Authorization objects associate a user with an OS platform user ID. With an OS platform user ID, a user can log onto a Teradata Database node as a native operating system user and so be able to run external routines that perform OS‑level I/O operations.
You must create an authorization object for any external routine that has an EXTERNAL SECURITY clause as part of its definition. In particular, you must define authorization objects for the following users and situations:
Without the appropriate authorization objects having been created, none of the external routines containing an EXTERNAL SECURITY clause can run. Attempts to execute the external routine return an exception message to the requestor and the call to the external routine aborts.
When you submit a CREATE AUTHORIZATION statement, the system validates the values for the specified user variables. If the specified user object has not yet been created on all database nodes, then the statement fails and returns an error message to the requestor.
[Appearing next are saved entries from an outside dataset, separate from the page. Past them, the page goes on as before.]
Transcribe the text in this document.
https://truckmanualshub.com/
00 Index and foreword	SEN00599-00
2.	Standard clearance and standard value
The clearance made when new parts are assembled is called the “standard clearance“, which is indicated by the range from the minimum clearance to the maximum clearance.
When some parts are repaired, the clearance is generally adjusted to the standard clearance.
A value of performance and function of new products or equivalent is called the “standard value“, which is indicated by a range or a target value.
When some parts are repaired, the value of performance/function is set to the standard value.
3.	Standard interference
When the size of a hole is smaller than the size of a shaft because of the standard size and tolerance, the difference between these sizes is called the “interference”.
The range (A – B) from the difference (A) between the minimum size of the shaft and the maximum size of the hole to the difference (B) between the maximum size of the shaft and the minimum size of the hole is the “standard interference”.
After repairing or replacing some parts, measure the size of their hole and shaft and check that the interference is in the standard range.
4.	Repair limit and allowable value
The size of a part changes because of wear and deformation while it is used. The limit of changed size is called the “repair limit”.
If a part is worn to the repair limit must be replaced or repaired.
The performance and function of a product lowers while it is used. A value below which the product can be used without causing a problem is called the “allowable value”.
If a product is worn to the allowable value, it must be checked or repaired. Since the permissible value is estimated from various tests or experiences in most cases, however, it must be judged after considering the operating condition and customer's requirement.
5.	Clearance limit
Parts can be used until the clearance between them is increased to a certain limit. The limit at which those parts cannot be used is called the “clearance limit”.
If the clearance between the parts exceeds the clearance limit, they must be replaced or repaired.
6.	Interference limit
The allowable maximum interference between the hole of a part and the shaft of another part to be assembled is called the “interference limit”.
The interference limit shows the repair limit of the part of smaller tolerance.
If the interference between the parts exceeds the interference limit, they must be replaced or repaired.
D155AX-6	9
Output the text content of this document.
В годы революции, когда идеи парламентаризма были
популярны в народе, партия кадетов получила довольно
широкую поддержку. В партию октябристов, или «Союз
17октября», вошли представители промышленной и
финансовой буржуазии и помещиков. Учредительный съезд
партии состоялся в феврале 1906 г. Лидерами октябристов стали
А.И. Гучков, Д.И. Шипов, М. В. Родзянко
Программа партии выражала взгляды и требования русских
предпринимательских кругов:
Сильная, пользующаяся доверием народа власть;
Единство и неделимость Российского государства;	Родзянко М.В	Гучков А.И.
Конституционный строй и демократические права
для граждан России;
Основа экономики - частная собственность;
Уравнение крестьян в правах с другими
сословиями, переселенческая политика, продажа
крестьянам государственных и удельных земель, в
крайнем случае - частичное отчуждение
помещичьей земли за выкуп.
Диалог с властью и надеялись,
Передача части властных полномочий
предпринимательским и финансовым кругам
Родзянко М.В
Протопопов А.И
CREATE AUTHORIZATION also fails if any of the other information you specified is not correct.
The system permits only three failed attempts to create an authorization object. After three failed attempts, Teradata Database returns an appropriate error message to the requestor.
This restriction is implemented to thwart malicious attempts to circumvent system security by submitting CREATE AUTHORIZATION statements in a program loop to iterate different combinations of user names and passwords.
To make another attempt to perform the statement, you must first log off the system and then log back on. The DBA also has the option of activating access logging (see “BEGIN LOGGING” on page 154) on CREATE AUTHORIZATION to enable the tracking of suspicious attempts to perform it.